The functions are similar to the previous example. sync.Cond has Signal() and Broadcast(), so I added two update functions.

type condTester struct {
    cond  *sync.Cond
    state int
}

func (c *condTester) Wait() {
    c.cond.L.Lock()
    defer c.cond.L.Unlock()
    for c.state == 0 {
        c.cond.Wait()
    }
}

func (c *condTester) SignalUpdate(value int) {
    c.update(value)
    c.cond.Signal()
}

func (c *condTester) BroadcastUpdate(value int) {
    c.update(value)
    c.cond.Broadcast()
}

func (c *condTester) update(value int) {
    c.cond.L.Lock()
    defer c.cond.L.Unlock()
    c.state = value
}

func withCond() {
    condTester := &condTester{}
    condTester.cond = sync.NewCond(&sync.Mutex{})
    var wg sync.WaitGroup

    for i := 0; i < 10; i++ {
        wg.Add(1)
        go func(i int) {
            fmt.Printf("Waiting %d\n", i)
            condTester.Wait()
            fmt.Printf("Go %d\n", i)
            wg.Done()
        }(i)
    }

    fmt.Println("--- Waiting for a second ---")
    time.Sleep(time.Second)

    for i := 0; i < 5; i++ {
        time.Sleep(200 * time.Millisecond)
        fmt.Printf("send signal %d\n", i)
        condTester.SignalUpdate(0)
    }

    fmt.Println("--- Signal Update state to 1 ---")

    for i := 0; i < 5; i++ {
        time.Sleep(500 * time.Millisecond)
        fmt.Printf("send signal %d\n", i)
        condTester.SignalUpdate(1)
    }


    fmt.Println("--- Signal with 0 ---")
    condTester.SignalUpdate(0)

    time.Sleep(2 * time.Second)
    fmt.Println("--- Broadcast ---")
    condTester.BroadcastUpdate(1)
    wg.Wait()
}

sync.WaitGroup is used here to show all print results. The program ends without showing them all if sync.WaitGroup is not used.
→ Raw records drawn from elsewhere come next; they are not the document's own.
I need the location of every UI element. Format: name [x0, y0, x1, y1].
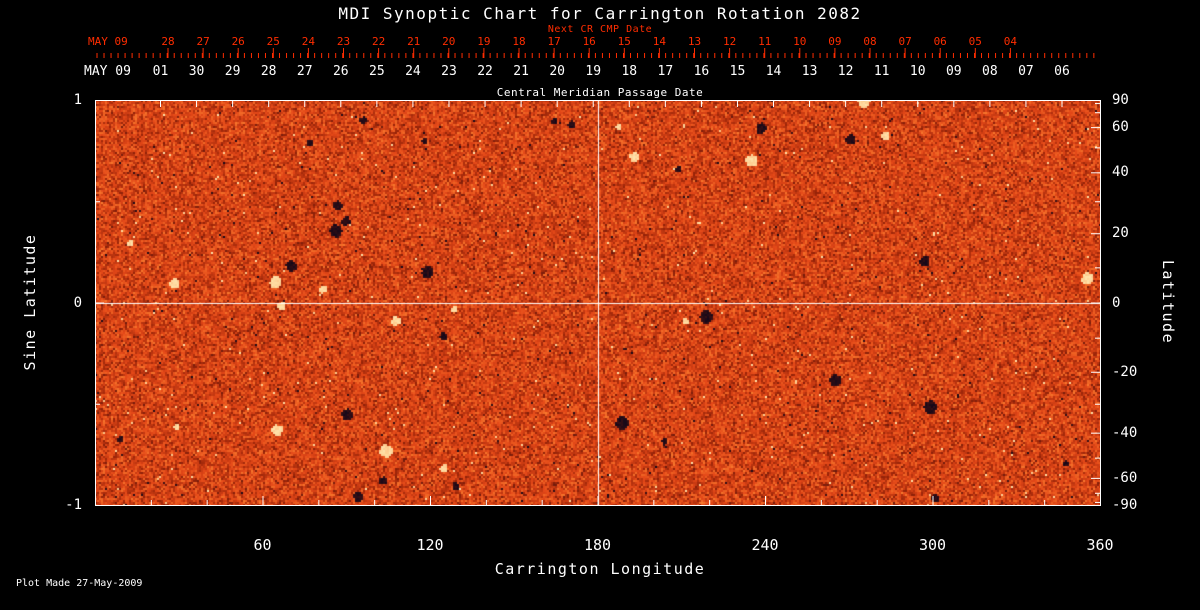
cmp-date-tick-label: 11 [873, 64, 890, 79]
latitude-tick-label: 90 [1112, 92, 1129, 108]
cmp-date-tick-label: 22 [477, 64, 493, 79]
cmp-date-tick-label: 28 [260, 64, 277, 79]
cmp-date-tick-label: 21 [513, 64, 529, 79]
next-cr-date-tick-label: 18 [512, 35, 526, 48]
latitude-tick-label: 20 [1112, 225, 1129, 242]
cmp-date-tick-label: 26 [332, 64, 349, 79]
cmp-date-tick-label: 14 [765, 64, 782, 79]
plot-made-timestamp: Plot Made 27-May-2009 [16, 578, 143, 589]
longitude-tick-label: 180 [583, 536, 612, 554]
next-cr-date-tick-label: 09 [828, 35, 842, 48]
next-cr-date-tick-label: 20 [442, 35, 456, 48]
cmp-date-tick-label: 10 [909, 64, 926, 79]
cmp-date-tick-label: 18 [621, 64, 638, 79]
cmp-date-tick-label: 07 [1018, 64, 1034, 79]
longitude-tick-label: 60 [253, 536, 272, 554]
next-cr-date-tick-label: 27 [196, 35, 210, 48]
next-cr-date-tick-label: 11 [758, 35, 772, 48]
next-cr-date-tick-label: 28 [161, 35, 175, 48]
next-cr-date-tick-label: 19 [477, 35, 491, 48]
next-cr-date-tick-label: 21 [407, 35, 421, 48]
sine-latitude-tick-label: -1 [65, 497, 82, 513]
next-cr-date-tick-label: 06 [933, 35, 947, 48]
carrington-longitude-axis-label: Carrington Longitude [494, 560, 706, 578]
next-cr-date-tick-label: 15 [617, 35, 631, 48]
latitude-tick-label: -90 [1112, 497, 1138, 513]
longitude-tick-label: 300 [918, 536, 947, 554]
cmp-date-tick-label: 16 [693, 64, 710, 79]
next-cr-date-tick-label: 26 [231, 35, 245, 48]
latitude-tick-label: 40 [1112, 164, 1129, 181]
red-axis-month-label: MAY 09 [88, 35, 128, 48]
next-cr-date-tick-label: 10 [793, 35, 807, 48]
cmp-date-tick-label: 15 [729, 64, 746, 79]
cmp-date-tick-label: 27 [296, 64, 313, 79]
cmp-date-tick-label: 08 [982, 64, 998, 79]
next-cr-date-tick-label: 22 [371, 35, 386, 48]
sine-latitude-axis-label: Sine Latitude [21, 233, 39, 371]
latitude-tick-label: -60 [1112, 469, 1138, 486]
next-cr-date-tick-label: 04 [1003, 35, 1018, 48]
longitude-tick-label: 120 [416, 536, 444, 554]
latitude-tick-label: 0 [1112, 294, 1121, 311]
cmp-date-tick-label: 20 [549, 64, 565, 79]
cmp-date-tick-label: 17 [657, 64, 674, 79]
next-cr-date-tick-label: 17 [547, 35, 561, 48]
next-cr-date-tick-label: 12 [722, 35, 737, 48]
latitude-tick-label: -20 [1112, 363, 1138, 380]
cmp-date-tick-label: 19 [585, 64, 602, 79]
cmp-date-tick-label: 23 [441, 64, 457, 79]
chart-title: MDI Synoptic Chart for Carrington Rotati… [338, 4, 862, 23]
next-cr-date-tick-label: 25 [266, 35, 280, 48]
cmp-date-tick-label: 29 [224, 64, 241, 79]
next-cr-date-tick-label: 05 [968, 35, 982, 48]
next-cr-date-tick-label: 23 [336, 35, 351, 48]
cmp-date-tick-label: 12 [837, 64, 854, 79]
latitude-axis-label: Latitude [1159, 259, 1177, 345]
sine-latitude-tick-label: 0 [73, 294, 82, 311]
cmp-date-tick-label: 25 [369, 64, 385, 79]
sine-latitude-tick-label: 1 [73, 92, 82, 108]
cmp-date-tick-label: 01 [152, 64, 169, 79]
cmp-date-tick-label: 06 [1054, 64, 1070, 79]
next-cr-date-tick-label: 07 [898, 35, 912, 48]
next-cr-date-tick-label: 16 [582, 35, 596, 48]
next-cr-date-tick-label: 08 [863, 35, 877, 48]
cmp-date-tick-label: 09 [945, 64, 962, 79]
cmp-date-tick-label: 13 [801, 64, 818, 79]
latitude-tick-label: -40 [1112, 424, 1138, 441]
next-cr-date-tick-label: 14 [652, 35, 667, 48]
longitude-tick-label: 240 [751, 536, 779, 554]
cmp-axis-month-label: MAY 09 [84, 64, 131, 79]
next-cr-date-tick-label: 24 [301, 35, 316, 48]
cmp-date-tick-label: 24 [405, 64, 421, 79]
next-cr-cmp-date-label: Next CR CMP Date [547, 24, 653, 35]
longitude-tick-label: 360 [1086, 536, 1114, 554]
cmp-date-tick-label: 30 [188, 64, 205, 79]
latitude-tick-label: 60 [1112, 119, 1129, 136]
next-cr-date-tick-label: 13 [687, 35, 702, 48]
magnetogram-canvas [95, 100, 1100, 505]
central-meridian-passage-date-label: Central Meridian Passage Date [496, 86, 704, 99]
The main difference between channel and sync.Cond is the speed of the last 5 goroutine processes. cond.Broadcast() awakes all goroutines at once, 5 lines are shown at the same time. If we want to start multiple processes on different goroutines, cond.Broadcast() is a powerful way.

Bad usage of sync.Cond

I saw a mistake on another website. So, it might be better to show a bad example too.

This is a bad implementation.

func badCondExample() {
    var mutex sync.Mutex
    cond := sync.NewCond(&mutex)
    var wg sync.WaitGroup

    for i := 0; i < 10; i++ {
        wg.Add(1)
        go func(i int) {
            fmt.Printf("Waiting %d\n", i)
            mutex.Lock()
            defer mutex.Unlock()
            cond.Wait()

            fmt.Printf("Start %d\n", i)
            time.Sleep(time.Second)
            fmt.Printf("End %d\n", i)

            wg.Done()
        }(i)
    }

    time.Sleep(2 * time.Second)
    fmt.Println("--- Broadcast ---")
    cond.Broadcast()
    wg.Wait()
}

cond.Broadcast() is used in this example to awaken all the goroutines at once. However, it doesn’t start all the processes. Instead, each process waits until the previous process finishes.

Did you find the root cause?

defer keyword is often used right after mutex.Lock() so that the mutex is unlocked. However, it’s the root cause here. mutex.Unlock() is executed after wg.Done() is called in this example because it’s the end of the function. While it’s locked, other goroutines can’t go forward. Therefore, it takes 10 seconds to finish all the processes.

The correct code looks like this.

mutex.Lock()
cond.Wait()
mutex.Unlock() // Unlock right after wait

To avoid such an error, this waiting logic should be in a separate function. Then, we can use defer keyword without considering such a case.